In the Opinion page article "Year-Round Teaching," Feb. 27, the author offers some sound arguments. However, as a teacher and an advocate of year-round schools, I am compelled to comment on one of his contentions.
The author asserts that teaching needs to become a full-time profession in order to be recognized as such. He believes teachers work a total of five hours (not including lunch or planning periods), and that expanding this work day by two more hours would increase teachers' pay.
Teaching is not just a job, it is a lifestyle. Anyone who has spent time in a classroom realizes that. As a high school English teacher I am at school from 7:30 a.m. to 3:00 p.m. I have one half hour for lunch and see 150 students a day. After school, three to four hours are spent on preparation and grading.
In addition, usually one day on the weekend is devoted to schoolwork. To the best of my knowledge, most of the 135 teachers at my school have a similar schedule. Where would the additional two hours go?
My greatest concern generated by this article is the perpetuation of negative misconceptions of the public school system, for example, that teachers work short days with three months off in the summer.
It is time for year-round schools - but for some of the other reasons listed in the article. Teachers know how hard they work. We are professionals. We deserve to be recognized instead of being judged by others who really do not know what happens on the front line. Nancy Hallamore, Upland, Calif.
In reality, teachers already work full time and more. Further, the extra weeks in the summer have been valuable time to earn advanced degrees, satisfy state requirements, attend seminars and conferences, and most important, recuperate from the demands of the school year.
Teachers need a change in contractual days and hours for only one purpose: staff development. The many profound changes in instructional theory and curriculum are difficult to address in the midst of an academic year. Ava Gilzow, Ypsilanti, Mich.
Perhaps teachers' positions and salaries would finally rise to the level of "professional" with the changes the author recommends. However, considering the betterment of our students, the "more is better" philosophy works best when what we want more of is good to begin with.
Reformers and researchers today find that our educational system is suited more for the social and economic climate of the early 20th century than the radically different climate we find ourselves in now. The current restructuring movement is abandoning the traditional delivery of education in American classrooms, especially at the secondary level.
Until we improve what we are doing in schools and prepare students for life in the 21st century, more is definitely not better. Daniel Beaupre, Winooski, Vt.

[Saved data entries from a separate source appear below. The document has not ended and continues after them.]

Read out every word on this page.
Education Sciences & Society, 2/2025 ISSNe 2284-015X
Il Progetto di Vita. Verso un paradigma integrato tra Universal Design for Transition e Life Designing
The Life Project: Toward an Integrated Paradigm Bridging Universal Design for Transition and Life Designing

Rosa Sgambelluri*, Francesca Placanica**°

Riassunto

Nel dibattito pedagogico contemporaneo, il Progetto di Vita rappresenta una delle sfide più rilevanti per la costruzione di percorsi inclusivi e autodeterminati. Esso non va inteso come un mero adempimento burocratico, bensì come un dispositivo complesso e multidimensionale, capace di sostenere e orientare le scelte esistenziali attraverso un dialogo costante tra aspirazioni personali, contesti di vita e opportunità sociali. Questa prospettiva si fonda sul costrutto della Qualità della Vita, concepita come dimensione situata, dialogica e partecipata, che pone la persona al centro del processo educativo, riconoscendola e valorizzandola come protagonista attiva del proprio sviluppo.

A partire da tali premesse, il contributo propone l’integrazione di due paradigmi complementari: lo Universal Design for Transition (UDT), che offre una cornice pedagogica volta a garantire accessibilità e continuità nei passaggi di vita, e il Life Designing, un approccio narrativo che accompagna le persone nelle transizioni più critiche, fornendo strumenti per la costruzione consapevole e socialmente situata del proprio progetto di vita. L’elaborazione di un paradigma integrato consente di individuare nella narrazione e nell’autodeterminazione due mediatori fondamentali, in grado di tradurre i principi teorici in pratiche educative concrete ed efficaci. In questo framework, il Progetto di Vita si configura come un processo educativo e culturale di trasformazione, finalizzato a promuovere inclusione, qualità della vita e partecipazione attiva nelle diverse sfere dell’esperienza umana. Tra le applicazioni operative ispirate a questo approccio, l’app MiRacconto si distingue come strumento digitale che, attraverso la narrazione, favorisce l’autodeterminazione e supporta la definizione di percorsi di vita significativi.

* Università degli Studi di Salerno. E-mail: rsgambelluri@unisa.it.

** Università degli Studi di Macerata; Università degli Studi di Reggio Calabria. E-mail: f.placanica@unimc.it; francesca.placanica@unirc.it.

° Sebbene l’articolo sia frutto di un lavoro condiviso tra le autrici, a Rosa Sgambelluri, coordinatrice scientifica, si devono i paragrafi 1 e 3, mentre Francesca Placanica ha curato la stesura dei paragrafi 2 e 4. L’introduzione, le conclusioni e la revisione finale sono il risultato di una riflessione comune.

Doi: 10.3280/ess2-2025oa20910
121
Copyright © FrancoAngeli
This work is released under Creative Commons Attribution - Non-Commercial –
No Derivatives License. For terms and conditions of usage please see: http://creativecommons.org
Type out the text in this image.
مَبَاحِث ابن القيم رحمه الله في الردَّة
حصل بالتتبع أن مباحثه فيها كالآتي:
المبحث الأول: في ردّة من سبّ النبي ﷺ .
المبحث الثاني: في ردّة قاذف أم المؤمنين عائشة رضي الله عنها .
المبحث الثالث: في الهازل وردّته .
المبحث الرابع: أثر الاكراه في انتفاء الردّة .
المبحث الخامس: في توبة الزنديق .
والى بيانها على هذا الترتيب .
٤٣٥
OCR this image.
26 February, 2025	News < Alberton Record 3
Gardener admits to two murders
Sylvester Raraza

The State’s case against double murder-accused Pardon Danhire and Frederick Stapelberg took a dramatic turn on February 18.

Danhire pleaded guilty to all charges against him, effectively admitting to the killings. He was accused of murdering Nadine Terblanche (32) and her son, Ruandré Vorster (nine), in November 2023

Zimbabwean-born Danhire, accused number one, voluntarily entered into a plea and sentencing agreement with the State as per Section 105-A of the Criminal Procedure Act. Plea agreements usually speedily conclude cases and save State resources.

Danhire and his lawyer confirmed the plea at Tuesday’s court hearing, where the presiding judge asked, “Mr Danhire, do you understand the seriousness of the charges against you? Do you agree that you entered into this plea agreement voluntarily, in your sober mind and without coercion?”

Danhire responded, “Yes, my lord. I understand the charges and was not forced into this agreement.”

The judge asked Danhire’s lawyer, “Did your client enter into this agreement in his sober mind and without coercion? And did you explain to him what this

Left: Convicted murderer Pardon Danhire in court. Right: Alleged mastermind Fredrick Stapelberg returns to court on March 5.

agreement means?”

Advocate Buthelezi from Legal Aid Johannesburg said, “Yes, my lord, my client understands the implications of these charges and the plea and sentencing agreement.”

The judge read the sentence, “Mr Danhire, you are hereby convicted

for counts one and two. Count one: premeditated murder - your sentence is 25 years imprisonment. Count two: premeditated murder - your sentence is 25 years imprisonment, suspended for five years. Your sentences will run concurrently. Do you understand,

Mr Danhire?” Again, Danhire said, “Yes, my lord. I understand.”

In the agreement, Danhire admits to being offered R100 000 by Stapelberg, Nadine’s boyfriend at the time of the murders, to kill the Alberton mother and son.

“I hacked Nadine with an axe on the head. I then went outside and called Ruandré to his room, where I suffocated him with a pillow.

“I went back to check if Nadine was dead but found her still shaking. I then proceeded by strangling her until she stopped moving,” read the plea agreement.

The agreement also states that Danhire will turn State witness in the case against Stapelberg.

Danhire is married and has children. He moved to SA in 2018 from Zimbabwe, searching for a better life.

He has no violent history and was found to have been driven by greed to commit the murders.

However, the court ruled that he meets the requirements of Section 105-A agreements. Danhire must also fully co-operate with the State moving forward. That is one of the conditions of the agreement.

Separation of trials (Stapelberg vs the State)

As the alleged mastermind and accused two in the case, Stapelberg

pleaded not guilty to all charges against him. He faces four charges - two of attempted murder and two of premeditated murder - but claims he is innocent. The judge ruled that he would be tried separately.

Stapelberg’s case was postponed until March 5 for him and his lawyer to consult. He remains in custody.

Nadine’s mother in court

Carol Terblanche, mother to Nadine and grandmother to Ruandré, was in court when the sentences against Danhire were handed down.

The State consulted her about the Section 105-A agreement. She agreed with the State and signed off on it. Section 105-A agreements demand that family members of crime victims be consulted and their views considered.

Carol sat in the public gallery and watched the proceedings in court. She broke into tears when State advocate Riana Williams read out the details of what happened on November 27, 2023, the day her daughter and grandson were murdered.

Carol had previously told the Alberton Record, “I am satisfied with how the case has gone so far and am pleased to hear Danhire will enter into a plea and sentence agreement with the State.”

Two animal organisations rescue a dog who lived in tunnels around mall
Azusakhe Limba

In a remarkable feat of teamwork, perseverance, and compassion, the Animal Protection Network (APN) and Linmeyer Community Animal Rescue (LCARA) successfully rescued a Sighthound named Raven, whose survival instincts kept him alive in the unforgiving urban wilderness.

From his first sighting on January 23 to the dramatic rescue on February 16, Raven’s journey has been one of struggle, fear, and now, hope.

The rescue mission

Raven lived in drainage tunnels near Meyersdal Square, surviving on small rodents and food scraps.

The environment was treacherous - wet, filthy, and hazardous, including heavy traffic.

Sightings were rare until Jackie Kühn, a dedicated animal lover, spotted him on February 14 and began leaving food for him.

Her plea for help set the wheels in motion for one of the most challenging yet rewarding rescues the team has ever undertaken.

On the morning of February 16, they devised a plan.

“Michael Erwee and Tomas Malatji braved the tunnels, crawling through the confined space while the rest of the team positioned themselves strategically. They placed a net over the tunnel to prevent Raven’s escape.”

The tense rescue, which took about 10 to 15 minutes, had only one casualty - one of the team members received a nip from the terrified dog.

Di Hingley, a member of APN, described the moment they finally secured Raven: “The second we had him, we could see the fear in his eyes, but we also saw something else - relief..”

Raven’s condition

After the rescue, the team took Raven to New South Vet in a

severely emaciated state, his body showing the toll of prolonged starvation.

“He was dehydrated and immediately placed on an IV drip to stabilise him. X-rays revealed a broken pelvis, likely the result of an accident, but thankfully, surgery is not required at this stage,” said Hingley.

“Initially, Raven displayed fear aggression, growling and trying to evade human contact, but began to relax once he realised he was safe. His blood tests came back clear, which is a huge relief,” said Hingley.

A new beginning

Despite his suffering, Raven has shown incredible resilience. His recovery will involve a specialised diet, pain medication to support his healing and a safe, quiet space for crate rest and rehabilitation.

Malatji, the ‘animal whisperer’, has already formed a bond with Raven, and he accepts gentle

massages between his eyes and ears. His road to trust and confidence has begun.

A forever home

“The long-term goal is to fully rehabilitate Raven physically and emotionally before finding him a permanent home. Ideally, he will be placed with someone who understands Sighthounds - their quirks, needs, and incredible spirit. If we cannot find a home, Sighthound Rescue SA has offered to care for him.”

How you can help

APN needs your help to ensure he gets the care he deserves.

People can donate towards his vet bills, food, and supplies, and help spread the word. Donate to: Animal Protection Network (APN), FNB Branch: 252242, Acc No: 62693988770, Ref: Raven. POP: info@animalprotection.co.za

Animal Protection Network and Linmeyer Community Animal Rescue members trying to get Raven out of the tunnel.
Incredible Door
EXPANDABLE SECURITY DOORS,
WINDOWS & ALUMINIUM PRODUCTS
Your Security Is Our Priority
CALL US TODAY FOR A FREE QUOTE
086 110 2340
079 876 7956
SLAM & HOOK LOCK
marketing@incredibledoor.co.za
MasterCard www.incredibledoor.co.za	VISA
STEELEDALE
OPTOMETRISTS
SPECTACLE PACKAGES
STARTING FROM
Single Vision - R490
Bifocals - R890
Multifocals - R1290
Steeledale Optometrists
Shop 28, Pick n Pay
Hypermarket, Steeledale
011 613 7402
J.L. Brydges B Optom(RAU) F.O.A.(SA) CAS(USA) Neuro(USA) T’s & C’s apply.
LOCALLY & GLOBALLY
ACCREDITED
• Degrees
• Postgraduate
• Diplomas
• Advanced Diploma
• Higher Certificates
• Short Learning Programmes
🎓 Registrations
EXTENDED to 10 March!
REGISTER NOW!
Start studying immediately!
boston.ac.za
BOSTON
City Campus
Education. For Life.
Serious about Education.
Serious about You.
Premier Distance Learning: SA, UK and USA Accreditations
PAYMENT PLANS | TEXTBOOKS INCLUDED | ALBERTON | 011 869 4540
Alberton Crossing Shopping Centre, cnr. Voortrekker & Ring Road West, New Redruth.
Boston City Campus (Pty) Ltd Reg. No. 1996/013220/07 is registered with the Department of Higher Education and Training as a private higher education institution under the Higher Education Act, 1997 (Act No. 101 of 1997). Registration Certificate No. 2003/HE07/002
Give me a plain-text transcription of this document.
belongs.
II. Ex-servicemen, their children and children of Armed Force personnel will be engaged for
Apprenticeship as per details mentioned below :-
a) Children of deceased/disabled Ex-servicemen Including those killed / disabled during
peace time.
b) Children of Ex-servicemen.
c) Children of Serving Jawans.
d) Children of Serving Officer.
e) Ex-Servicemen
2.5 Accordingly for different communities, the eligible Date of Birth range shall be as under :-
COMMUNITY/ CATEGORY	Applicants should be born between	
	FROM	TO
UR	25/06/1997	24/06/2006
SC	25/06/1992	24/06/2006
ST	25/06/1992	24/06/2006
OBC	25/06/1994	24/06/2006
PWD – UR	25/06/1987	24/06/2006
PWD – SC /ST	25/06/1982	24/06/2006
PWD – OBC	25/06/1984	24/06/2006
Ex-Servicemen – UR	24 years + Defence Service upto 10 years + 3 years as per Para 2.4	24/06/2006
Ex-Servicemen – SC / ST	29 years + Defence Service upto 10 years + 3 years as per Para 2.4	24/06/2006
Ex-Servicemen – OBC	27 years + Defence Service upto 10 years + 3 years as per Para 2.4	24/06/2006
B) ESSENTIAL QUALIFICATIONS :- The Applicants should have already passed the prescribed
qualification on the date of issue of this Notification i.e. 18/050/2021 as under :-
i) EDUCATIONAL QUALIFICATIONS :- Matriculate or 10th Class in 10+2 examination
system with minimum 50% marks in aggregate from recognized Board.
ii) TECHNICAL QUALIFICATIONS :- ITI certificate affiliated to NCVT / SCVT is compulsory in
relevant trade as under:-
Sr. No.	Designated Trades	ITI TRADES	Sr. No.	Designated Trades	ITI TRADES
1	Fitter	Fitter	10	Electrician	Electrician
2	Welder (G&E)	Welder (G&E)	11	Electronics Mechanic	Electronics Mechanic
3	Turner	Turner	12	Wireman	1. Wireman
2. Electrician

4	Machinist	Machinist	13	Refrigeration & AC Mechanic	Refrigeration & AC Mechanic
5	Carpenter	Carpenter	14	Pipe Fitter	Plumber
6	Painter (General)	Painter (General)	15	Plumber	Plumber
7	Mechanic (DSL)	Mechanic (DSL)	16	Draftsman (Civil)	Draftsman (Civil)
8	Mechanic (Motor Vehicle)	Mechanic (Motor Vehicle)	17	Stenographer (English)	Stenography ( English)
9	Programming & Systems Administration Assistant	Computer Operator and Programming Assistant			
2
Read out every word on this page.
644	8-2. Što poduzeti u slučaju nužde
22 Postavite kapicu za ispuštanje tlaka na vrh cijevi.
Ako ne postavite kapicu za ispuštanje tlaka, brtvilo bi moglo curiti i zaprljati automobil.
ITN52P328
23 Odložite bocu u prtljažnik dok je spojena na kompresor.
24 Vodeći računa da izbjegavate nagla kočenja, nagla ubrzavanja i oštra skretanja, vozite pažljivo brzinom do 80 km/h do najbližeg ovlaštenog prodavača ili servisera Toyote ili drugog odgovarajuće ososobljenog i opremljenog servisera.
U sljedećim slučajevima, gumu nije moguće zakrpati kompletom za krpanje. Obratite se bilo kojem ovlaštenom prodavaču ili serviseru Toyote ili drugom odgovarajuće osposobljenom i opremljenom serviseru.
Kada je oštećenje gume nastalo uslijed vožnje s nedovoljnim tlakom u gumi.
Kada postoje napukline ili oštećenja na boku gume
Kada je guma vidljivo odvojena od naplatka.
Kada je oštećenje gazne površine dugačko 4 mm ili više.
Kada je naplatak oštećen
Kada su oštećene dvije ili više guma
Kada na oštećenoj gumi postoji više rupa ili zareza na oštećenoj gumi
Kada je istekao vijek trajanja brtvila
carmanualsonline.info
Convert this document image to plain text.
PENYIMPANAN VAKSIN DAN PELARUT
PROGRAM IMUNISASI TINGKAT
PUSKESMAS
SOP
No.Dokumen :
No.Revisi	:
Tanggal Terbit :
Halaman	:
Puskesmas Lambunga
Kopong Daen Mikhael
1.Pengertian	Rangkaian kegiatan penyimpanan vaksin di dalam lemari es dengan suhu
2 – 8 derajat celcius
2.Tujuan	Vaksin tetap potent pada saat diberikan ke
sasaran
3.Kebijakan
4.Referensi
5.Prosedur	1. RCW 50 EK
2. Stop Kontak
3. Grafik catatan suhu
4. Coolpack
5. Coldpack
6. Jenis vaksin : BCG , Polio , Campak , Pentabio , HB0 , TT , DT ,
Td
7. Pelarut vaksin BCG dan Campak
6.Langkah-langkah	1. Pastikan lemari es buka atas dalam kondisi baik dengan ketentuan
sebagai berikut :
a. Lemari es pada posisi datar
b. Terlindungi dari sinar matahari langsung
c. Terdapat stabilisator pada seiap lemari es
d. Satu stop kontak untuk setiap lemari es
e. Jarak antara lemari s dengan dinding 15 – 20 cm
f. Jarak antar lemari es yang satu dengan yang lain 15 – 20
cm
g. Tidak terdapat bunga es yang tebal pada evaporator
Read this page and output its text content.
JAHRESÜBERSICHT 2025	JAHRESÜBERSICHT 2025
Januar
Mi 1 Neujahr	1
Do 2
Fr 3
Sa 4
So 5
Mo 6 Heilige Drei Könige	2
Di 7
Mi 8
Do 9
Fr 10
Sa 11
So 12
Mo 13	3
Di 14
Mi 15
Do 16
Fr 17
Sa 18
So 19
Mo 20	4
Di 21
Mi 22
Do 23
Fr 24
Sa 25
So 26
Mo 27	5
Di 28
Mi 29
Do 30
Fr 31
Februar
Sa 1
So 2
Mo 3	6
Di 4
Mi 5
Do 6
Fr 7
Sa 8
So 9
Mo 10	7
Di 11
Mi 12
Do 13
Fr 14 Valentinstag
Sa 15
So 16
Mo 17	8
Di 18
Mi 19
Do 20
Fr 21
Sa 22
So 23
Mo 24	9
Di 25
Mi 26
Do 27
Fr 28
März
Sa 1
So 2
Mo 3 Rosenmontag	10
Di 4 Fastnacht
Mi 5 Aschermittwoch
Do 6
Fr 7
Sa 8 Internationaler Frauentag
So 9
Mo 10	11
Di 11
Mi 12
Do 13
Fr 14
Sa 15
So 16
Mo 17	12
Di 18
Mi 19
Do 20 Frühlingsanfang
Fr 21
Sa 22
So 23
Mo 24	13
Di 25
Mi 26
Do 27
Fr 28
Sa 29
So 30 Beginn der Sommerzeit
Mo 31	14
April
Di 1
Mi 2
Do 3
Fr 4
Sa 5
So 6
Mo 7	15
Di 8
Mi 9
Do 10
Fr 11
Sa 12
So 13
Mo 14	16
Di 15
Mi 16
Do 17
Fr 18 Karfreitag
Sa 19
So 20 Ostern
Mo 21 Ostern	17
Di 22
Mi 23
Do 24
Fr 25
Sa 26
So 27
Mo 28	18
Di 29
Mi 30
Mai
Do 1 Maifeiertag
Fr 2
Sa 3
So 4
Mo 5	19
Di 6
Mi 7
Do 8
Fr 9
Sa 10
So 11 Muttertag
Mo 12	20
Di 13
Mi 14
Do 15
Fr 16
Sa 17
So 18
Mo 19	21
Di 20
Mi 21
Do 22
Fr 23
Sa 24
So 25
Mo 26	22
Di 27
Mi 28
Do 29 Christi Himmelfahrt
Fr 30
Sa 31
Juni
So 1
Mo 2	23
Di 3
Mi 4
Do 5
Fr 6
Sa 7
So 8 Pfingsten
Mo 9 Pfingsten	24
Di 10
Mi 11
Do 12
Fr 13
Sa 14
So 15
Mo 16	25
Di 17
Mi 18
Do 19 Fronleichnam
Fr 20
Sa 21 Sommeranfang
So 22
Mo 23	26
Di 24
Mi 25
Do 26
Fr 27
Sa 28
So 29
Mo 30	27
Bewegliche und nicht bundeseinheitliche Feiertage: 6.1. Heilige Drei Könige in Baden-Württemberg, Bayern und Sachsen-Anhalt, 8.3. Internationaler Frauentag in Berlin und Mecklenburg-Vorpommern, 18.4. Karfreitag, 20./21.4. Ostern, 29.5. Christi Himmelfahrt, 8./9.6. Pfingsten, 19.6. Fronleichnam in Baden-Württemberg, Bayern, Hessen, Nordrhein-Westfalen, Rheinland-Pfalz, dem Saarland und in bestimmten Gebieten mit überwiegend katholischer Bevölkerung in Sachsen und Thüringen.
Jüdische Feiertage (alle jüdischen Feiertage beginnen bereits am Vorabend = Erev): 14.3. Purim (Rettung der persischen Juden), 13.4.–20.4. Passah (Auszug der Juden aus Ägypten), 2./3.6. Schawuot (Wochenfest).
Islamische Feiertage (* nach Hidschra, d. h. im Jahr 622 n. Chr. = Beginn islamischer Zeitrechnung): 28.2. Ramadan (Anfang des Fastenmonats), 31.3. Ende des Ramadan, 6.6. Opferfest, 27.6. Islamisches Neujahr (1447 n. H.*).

According to the author's logic, a university professor who teaches 12 hours per week must be grossly overpaid. Yet during my 40 years of university teaching I have often thought how nice it would be to work an ordinary eight-hour day, so that I might spend my evenings doing research instead of grading homework or exams.
Let the author be informed that the average teacher works at least 10 hours a day. Let that teacher be paid a decent salary without any increase in workload, and let other teachers be hired to lengthen the school day and the academic year. Peter Yff, Muncie, Ind.